Pour sombrer encore davantage dans le pessimisme, les tribunaux ad hoc, en particulier celui du Rwanda, ne présentent qu'un bilan mitigé. L'opinion publique ne s'y est pas trompée, en se désintéressant de plus en plus de ces instruments. Or, sans le soutien de l'opinion publique, la justice pénale internationale n'a que peu d'avenir vu l'enthousiasme limité des gouvernements. C'est dire si le rôle de la CPI est désormais crucial. Elle doit faire la démonstration que sa compétence ne s'exerce pas seulement à l'égard des pays les plus faibles de la planète, qu'elle n'est pas seulement une Cour destinée à sanctionner quelques chefs de guerre africains, afin de donner bonne conscience aux Européens. Mais l'espoir réside moins dans une institution que dans la soif de justice des victimes et la capacité de mobilisation des ONG. L'abrogation récente des lois d'amnistie en Argentine comme le combat des associations tchadiennes pour faire juger l'ex-dictateur Hissène Habré, soulignent que la question de la répression des crimes contre l'humanité est désormais une question centrale, en dépit des aléas de la politique internationale.

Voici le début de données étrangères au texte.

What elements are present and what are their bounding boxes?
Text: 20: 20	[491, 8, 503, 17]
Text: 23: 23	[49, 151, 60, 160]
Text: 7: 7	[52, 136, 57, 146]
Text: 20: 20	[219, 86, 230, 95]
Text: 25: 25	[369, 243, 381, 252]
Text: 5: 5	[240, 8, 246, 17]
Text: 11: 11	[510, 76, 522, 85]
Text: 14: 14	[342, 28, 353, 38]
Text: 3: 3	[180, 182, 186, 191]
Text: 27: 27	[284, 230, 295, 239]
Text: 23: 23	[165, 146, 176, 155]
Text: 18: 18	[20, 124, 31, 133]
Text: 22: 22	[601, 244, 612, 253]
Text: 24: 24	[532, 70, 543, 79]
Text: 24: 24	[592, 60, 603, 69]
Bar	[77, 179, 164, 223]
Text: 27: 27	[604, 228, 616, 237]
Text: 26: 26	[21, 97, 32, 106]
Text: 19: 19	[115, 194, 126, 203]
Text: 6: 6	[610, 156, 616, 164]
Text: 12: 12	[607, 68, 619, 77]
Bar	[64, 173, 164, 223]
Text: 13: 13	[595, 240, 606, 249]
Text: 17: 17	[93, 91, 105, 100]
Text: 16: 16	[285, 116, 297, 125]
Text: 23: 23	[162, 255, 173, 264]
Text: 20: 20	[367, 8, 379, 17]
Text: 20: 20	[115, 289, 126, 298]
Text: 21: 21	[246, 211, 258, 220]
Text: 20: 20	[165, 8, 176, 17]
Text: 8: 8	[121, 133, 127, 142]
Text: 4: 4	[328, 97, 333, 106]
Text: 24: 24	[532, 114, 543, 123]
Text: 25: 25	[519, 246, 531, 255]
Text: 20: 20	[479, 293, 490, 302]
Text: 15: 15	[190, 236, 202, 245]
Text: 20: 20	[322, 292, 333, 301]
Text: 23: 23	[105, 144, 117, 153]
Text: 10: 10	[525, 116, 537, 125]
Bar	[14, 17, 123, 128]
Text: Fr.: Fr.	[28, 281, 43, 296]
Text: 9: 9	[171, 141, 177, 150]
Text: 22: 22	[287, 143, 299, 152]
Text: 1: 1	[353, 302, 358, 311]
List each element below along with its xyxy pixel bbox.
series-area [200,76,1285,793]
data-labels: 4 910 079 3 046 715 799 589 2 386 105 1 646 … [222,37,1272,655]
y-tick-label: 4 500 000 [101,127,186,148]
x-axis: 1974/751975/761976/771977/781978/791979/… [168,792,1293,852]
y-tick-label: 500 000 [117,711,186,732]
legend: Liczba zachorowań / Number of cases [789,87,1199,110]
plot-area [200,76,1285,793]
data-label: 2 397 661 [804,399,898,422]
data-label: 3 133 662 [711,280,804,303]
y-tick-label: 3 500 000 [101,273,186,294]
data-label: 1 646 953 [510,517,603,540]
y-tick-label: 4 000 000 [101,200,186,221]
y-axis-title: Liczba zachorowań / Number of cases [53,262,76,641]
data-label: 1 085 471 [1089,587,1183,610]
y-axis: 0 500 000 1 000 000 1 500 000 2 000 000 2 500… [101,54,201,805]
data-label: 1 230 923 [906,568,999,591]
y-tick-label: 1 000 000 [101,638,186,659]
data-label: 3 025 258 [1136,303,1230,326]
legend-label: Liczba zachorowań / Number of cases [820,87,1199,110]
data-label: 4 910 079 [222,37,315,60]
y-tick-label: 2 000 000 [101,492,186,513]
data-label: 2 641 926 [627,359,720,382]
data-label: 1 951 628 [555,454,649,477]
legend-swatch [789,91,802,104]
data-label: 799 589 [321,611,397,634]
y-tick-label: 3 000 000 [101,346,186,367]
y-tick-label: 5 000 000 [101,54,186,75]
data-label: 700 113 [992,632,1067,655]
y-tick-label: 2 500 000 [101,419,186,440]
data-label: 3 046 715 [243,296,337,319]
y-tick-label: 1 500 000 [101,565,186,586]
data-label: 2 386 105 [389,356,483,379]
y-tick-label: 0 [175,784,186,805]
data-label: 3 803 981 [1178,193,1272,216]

1. N'oublions pas aussi que l'article 16 de la CPI affirme qu'au nom supérieur de la recherche de la pax, les enquêtes peuvent être provisoirement suspendues par décision du Conseil de sécurité des Nations unies pour un an, renouvelable.

Pierre Hazan est l'auteur de La Justice face à la guerre, de Nuremberg à La Haye aux éditions Stock, Paris, 2000. Il a également réalisé Chasseurs de dictateurs, sur la piste d'Hissène Habré (Arte/Télévision Suisse Romande), un documentaire sur la compétence universelle autour des poursuites engagées contre l'ex-dictateur tchadien.